To clean your fireplace glass, you can make a vinegar solution. Just mix vinegar (white..not balsamic!) and water in a bottle, and then squirt it on the glass. Use 1 part vinegar to 3 parts water and add a tablespoon of ammonia. The vinegar will help to break down any dirt or grime, and then you can wipe it away with a cloth. Since ammonia evaporates quickly, it helps avoid streaks on your glass door.

As you would imagine, it works almost as well, (but not quite) as other cleaners for about half the price.

Of course, since it doesn't work quite as well you end up using twice as much. Especially if you have excessive soot build up.


If you want clean fireplace glass doors, it's going to take a bit of work. How much work depends on your tolerance for chemicals.

In reality, if you burn wood daily you will need to clean your fireplace frequently.

You can go the environmentally friendlier way with Windex, vinegar, rubbing alcohol, Spray Nine, or Quick N Brite'll have to wipe twice as much. Check your paper towel and old newspaper supply.

If you don't mind donning gloves or the smell of oven cleaner, then the best cleaners are clearly Meeco or Rutland.

At any rate, staring at those leisure fires through a clean glass door keeps you warmer!

People Also Ask

Q. How Do I Clean Fireplace Brick

A. Mix vinegar and water in a bottle, and then blast it on the bricks. Use 1 part vinegar to 3 parts water and add a tablespoon of ammonia. The vinegar will help to break down any dirt or grime which you can clean up with a cloth

Q. Why are Newspapers good for cleaning glass?

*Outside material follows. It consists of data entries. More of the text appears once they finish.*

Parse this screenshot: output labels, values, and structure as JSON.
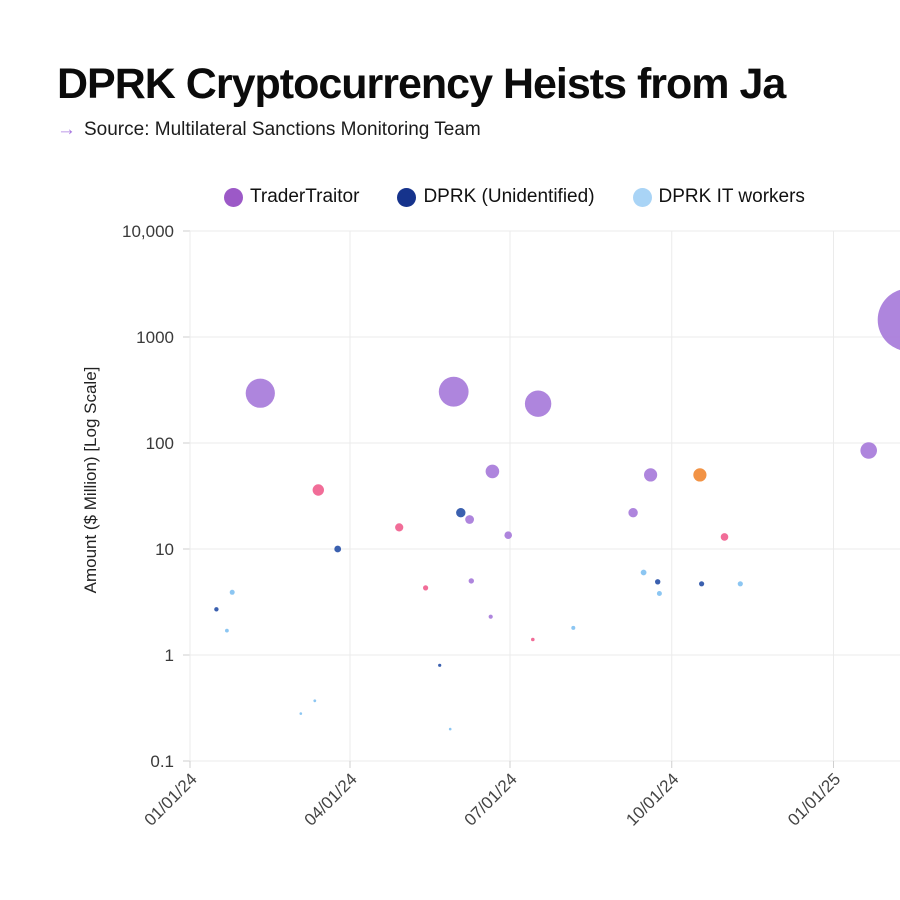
{
  "header": {
    "title": "DPRK Cryptocurrency Heists from Ja",
    "arrow": "→",
    "source": "Source: Multilateral Sanctions Monitoring Team"
  },
  "chart_data": {
    "type": "scatter",
    "subtype": "bubble",
    "title": "DPRK Cryptocurrency Heists from Ja",
    "xlabel": "",
    "ylabel": "Amount ($ Million) [Log Scale]",
    "y_scale": "log",
    "ylim": [
      0.1,
      10000
    ],
    "grid": true,
    "legend_position": "top",
    "x_axis": {
      "tick_labels": [
        "01/01/24",
        "04/01/24",
        "07/01/24",
        "10/01/24",
        "01/01/25"
      ],
      "tick_dates": [
        "2024-01-01",
        "2024-04-01",
        "2024-07-01",
        "2024-10-01",
        "2025-01-01"
      ]
    },
    "y_axis": {
      "tick_labels": [
        "10,000",
        "1000",
        "100",
        "10",
        "1",
        "0.1"
      ],
      "tick_values": [
        10000,
        1000,
        100,
        10,
        1,
        0.1
      ]
    },
    "bubble_size_meaning": "amount ($ million)",
    "series": [
      {
        "id": "tradertraitor",
        "name": "TraderTraitor",
        "in_legend": true,
        "legend_color": "#9c59c7",
        "plot_color": "#a77bda",
        "points": [
          {
            "date": "2024-02-10",
            "amount": 295
          },
          {
            "date": "2024-05-30",
            "amount": 305
          },
          {
            "date": "2024-07-17",
            "amount": 235
          },
          {
            "date": "2024-06-21",
            "amount": 54
          },
          {
            "date": "2024-06-08",
            "amount": 19
          },
          {
            "date": "2024-06-09",
            "amount": 5
          },
          {
            "date": "2024-06-30",
            "amount": 13.5
          },
          {
            "date": "2024-06-20",
            "amount": 2.3
          },
          {
            "date": "2024-09-09",
            "amount": 22
          },
          {
            "date": "2024-09-19",
            "amount": 50
          },
          {
            "date": "2025-01-21",
            "amount": 85
          },
          {
            "date": "2025-02-13",
            "amount": 1450
          }
        ]
      },
      {
        "id": "dprk-unidentified",
        "name": "DPRK (Unidentified)",
        "in_legend": true,
        "legend_color": "#16338c",
        "plot_color": "#2a52a8",
        "points": [
          {
            "date": "2024-01-16",
            "amount": 2.7
          },
          {
            "date": "2024-03-25",
            "amount": 10
          },
          {
            "date": "2024-05-22",
            "amount": 0.8
          },
          {
            "date": "2024-06-03",
            "amount": 22
          },
          {
            "date": "2024-09-23",
            "amount": 4.9
          },
          {
            "date": "2024-10-18",
            "amount": 4.7
          }
        ]
      },
      {
        "id": "dprk-it-workers",
        "name": "DPRK IT workers",
        "in_legend": true,
        "legend_color": "#a9d4f6",
        "plot_color": "#82c1f1",
        "points": [
          {
            "date": "2024-01-22",
            "amount": 1.7
          },
          {
            "date": "2024-01-25",
            "amount": 3.9
          },
          {
            "date": "2024-03-04",
            "amount": 0.28
          },
          {
            "date": "2024-03-12",
            "amount": 0.37
          },
          {
            "date": "2024-05-28",
            "amount": 0.2
          },
          {
            "date": "2024-08-06",
            "amount": 1.8
          },
          {
            "date": "2024-09-15",
            "amount": 6
          },
          {
            "date": "2024-09-24",
            "amount": 3.8
          },
          {
            "date": "2024-11-09",
            "amount": 4.7
          }
        ]
      },
      {
        "id": "pink-series",
        "name": "",
        "in_legend": false,
        "legend_color": "#f0618f",
        "plot_color": "#f0618f",
        "points": [
          {
            "date": "2024-03-14",
            "amount": 36
          },
          {
            "date": "2024-04-29",
            "amount": 16
          },
          {
            "date": "2024-05-14",
            "amount": 4.3
          },
          {
            "date": "2024-07-14",
            "amount": 1.4
          },
          {
            "date": "2024-10-31",
            "amount": 13
          }
        ]
      },
      {
        "id": "orange-series",
        "name": "",
        "in_legend": false,
        "legend_color": "#f18a35",
        "plot_color": "#f18a35",
        "points": [
          {
            "date": "2024-10-17",
            "amount": 50
          }
        ]
      }
    ]
  }
}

A. Newspapers are more structurally sound than a paper towel or cloth for that matter. The fibers tend to stick together rather than disintegrate all over your glass door. Cloths tend to leave lint and streaks on windows while newspapers don't.

And...after cleaning your fireplace doors, you won't have to do laundry!

Q. Is ammonia bad for my fireplace brick or woodstove?

No...not more than any other cleaning chemical. Inhaling high concentrations of fumes over long periods of time might have adverse effects on your health. And excessive ammonia going down the drain would tax wastewater treatment facilities, but used in moderation, ammonia will not harm your fireplace bricks or fireplace doors.